THE SIMPLEST SCALPING METHOD I KNOW -- THE "FINGERTRAP"

FX:SPX500   S&P 500 index of US listed shares
While I no longer scalp much due to the time commitment scalping generally takes (particularly in instruments most effectively traded during the NY session), I used to scalp a great deal when I was in spot forex .

The simplest scalping technique I have come across and used exclusively was the "fingertrap method." Although I am not sure who is the originator of the technique, I learned about it from DailyFx's James Stanley. There are no doubt numerous videos of his scalping sessions on YouTube and the like where you can look at what he does with this method with real-time trades. There are various subjective components to the strategy that are difficult to communicate here, so it is probably best to spend some time watching his videos to get an idea of what these are (angle of EMAs, separation between the EMAs, etc.). Although he uses the technique for trading spot forex , I can see no particular reason why it couldn't be used with /ES, /NQ, /ZB, etc., although scaling up to a position size such that you can "peel off" portions of the original position may be more difficult in some instruments than others.

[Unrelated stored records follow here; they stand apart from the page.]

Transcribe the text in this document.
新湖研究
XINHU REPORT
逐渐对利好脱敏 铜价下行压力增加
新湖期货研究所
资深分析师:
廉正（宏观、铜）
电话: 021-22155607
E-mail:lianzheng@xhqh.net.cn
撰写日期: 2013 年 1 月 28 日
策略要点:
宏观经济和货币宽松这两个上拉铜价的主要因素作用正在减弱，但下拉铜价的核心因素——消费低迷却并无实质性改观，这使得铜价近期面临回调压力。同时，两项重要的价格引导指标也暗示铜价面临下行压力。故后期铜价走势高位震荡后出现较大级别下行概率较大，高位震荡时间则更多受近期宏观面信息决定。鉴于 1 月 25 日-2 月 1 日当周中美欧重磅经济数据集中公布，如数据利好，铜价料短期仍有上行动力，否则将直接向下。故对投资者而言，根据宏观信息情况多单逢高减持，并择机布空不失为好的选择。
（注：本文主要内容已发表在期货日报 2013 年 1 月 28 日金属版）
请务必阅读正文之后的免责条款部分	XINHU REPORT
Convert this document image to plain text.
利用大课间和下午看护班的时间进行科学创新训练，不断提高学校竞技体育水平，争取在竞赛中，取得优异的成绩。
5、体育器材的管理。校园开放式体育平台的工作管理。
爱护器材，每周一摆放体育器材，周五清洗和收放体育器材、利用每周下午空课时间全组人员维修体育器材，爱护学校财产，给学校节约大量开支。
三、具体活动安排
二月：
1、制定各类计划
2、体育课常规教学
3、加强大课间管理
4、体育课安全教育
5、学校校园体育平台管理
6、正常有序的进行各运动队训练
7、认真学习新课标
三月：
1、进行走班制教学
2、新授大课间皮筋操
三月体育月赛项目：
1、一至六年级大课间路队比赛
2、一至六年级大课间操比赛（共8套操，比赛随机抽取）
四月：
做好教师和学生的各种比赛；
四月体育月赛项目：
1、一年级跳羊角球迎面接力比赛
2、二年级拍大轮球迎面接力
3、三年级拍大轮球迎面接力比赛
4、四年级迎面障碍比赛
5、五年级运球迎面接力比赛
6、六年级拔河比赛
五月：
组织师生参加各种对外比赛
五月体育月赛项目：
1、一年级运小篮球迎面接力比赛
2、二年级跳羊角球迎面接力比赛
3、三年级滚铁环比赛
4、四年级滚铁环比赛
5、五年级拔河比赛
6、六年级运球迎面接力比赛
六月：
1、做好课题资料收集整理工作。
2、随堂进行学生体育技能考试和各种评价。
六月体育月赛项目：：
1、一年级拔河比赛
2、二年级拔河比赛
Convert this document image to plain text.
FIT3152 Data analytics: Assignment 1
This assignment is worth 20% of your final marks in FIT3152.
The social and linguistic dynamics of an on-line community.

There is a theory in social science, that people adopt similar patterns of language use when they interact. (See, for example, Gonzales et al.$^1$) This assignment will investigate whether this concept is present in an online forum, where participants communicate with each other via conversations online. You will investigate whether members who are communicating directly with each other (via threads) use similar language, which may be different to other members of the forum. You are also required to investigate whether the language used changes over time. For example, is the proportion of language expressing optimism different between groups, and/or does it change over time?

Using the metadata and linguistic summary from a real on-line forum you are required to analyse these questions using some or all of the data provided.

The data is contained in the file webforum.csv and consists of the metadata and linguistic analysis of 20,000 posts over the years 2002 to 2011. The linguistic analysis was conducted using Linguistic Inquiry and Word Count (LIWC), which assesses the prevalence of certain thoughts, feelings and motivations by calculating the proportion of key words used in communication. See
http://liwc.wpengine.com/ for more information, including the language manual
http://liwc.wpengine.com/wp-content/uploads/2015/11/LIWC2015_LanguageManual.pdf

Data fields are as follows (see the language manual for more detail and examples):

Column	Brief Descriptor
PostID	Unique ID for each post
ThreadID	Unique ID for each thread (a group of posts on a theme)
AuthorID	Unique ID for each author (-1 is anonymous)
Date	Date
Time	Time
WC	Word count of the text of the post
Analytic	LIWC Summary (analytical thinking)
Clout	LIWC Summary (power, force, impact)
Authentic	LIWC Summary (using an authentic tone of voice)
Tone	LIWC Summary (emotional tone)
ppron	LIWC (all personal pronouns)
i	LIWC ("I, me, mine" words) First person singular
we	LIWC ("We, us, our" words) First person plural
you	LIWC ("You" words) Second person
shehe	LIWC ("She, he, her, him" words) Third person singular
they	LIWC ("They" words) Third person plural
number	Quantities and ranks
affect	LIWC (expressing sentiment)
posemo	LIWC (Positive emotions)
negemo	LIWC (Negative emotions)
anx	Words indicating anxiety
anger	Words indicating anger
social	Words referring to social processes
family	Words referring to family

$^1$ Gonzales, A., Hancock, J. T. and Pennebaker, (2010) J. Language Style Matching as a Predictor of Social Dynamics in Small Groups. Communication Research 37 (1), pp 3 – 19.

From a charting standpoint, it is about as simple as you can make it and consists of two EMA's -- the 8 and 34, along with horizontal support and resistance drawn on from various time frames that might be relevant to where price is at during the scalping session.

The rules are quite basic:

1. Look at the 1H chart. If the 8 EMA is above the 34, look to go long; if below, look for short opportunities.

2. Look at the 5 min. chart. Look for trades in the direction of the 1H trend.

3. Entries. For entries, look to enter on a break of the 8 EMA.

4. SL Management. For longs, place your SL below the last swing low on the 5 min; for shorts, above the last swing high. Assuming that price moves in the direction of your trade, move the SL in the direction of the trade so as to get to a break even stop as soon as practicable. Continue to move your SL in the direction of your trade.

5. Peel offs. To the extent you are able, peel off pieces of your trade as price moves favorably in the direction of your trade (e.g., 1/3rd after 4 ticks, 1/3rd after 8 ticks, etc.), leaving the last third to ride if your stop is at or above break even.

6. Additions to position. Consider adding to your position if you are at break even as prices moves in the direction of your original trade on breaks of the 8 EMA, moving the SL to BE for the entire position (original trade + additions) and continuing to peel off portions of your position as price moves favorably in your direction.